Experts: Japan Pension Should Be Run By Board, Not President

Japan

Currently, Japan’s Government Pension Investment Fund (GPIF) – the largest pension fund in the world – is managed by a President.

The sole trustee system is rare; it is used by a few pension funds in the United States, but more typically a board of trustees is utilized to make investment policy and governance decisions.

Now, experts are calling on the GPIF to switch to a board of trustees model.

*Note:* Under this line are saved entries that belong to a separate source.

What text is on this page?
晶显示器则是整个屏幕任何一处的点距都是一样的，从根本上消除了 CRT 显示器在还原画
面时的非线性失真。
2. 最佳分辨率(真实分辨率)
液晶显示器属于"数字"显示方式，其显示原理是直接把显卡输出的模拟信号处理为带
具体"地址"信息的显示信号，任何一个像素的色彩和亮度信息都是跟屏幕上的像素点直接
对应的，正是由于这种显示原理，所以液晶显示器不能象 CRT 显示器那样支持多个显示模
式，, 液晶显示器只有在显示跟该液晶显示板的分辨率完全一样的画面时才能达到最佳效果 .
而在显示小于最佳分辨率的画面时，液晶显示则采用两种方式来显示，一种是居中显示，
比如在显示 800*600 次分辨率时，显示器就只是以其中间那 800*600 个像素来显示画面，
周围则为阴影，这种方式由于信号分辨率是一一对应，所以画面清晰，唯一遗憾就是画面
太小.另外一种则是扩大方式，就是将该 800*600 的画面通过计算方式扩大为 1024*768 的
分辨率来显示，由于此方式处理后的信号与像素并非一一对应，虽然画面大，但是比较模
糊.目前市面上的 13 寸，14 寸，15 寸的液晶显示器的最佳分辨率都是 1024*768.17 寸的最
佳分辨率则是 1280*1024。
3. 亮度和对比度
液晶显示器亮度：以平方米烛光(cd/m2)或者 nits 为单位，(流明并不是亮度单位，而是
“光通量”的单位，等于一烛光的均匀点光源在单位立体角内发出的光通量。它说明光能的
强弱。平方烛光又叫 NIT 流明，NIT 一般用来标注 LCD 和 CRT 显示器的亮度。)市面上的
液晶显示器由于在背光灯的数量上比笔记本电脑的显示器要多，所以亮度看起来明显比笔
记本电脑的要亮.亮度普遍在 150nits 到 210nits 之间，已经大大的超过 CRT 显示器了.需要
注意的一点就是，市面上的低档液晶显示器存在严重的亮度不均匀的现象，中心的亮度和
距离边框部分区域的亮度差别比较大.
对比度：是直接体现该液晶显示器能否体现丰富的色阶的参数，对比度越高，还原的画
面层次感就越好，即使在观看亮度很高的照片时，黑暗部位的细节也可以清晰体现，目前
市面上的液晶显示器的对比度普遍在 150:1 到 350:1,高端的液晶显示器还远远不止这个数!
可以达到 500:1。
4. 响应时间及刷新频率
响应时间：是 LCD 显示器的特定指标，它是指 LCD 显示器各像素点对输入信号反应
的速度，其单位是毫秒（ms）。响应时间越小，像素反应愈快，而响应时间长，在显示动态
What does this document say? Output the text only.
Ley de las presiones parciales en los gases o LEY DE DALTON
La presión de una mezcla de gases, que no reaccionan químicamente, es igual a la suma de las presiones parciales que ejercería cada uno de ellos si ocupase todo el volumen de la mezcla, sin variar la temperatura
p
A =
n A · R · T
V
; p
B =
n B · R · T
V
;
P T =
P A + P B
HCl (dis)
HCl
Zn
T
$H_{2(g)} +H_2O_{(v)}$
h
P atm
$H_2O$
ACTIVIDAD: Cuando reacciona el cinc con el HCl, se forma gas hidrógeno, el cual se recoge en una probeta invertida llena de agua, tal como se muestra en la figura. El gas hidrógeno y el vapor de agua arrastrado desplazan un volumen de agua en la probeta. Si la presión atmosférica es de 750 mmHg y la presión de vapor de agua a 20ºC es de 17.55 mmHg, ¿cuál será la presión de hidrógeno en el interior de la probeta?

From the Wall Street Journal:

[The] Government Pension Investment Fund should be managed by a board of directors rather than a president, as is currently the case, a panel of outside experts has concluded.

[…]

“If the coach plays with the players in a sports game, if there are mistakes in the game, it’s hard for the coach to make the tough calls he should be making as coach,” said Shuya Nomura, a Chuo University professor who was appointed last month as an adviser to the welfare minister on GPIF issues, referring to how the board of directors should be structured.

The meeting ran 30 minutes over the scheduled time as members argued over whether you could compare the GPIF to the Bank of Japan 8301.TO -0.21% or a public company. They also couldn’t reach consensus about how a nomination panel to appoint fund officials should be structured.

Perhaps it shouldn’t come as a surprise that the group has differed on some issues. Welfare Minister Yasuhisa Shiozaki, an Abe appointee and a staunch advocate of an aggressive overhaul of the fund’s management, pushed hard for the group to be formed, and some of its members have expressed views similar to his. But bureaucrats at the health ministry, which oversees the GPIF, argued that the group should include more cautious voices.

The group will present its ideas to the health ministry panel for further discussion, and eventually the ministry will draft a law to submit to parliament.

The GPIF manages $1.1 trillion in assets.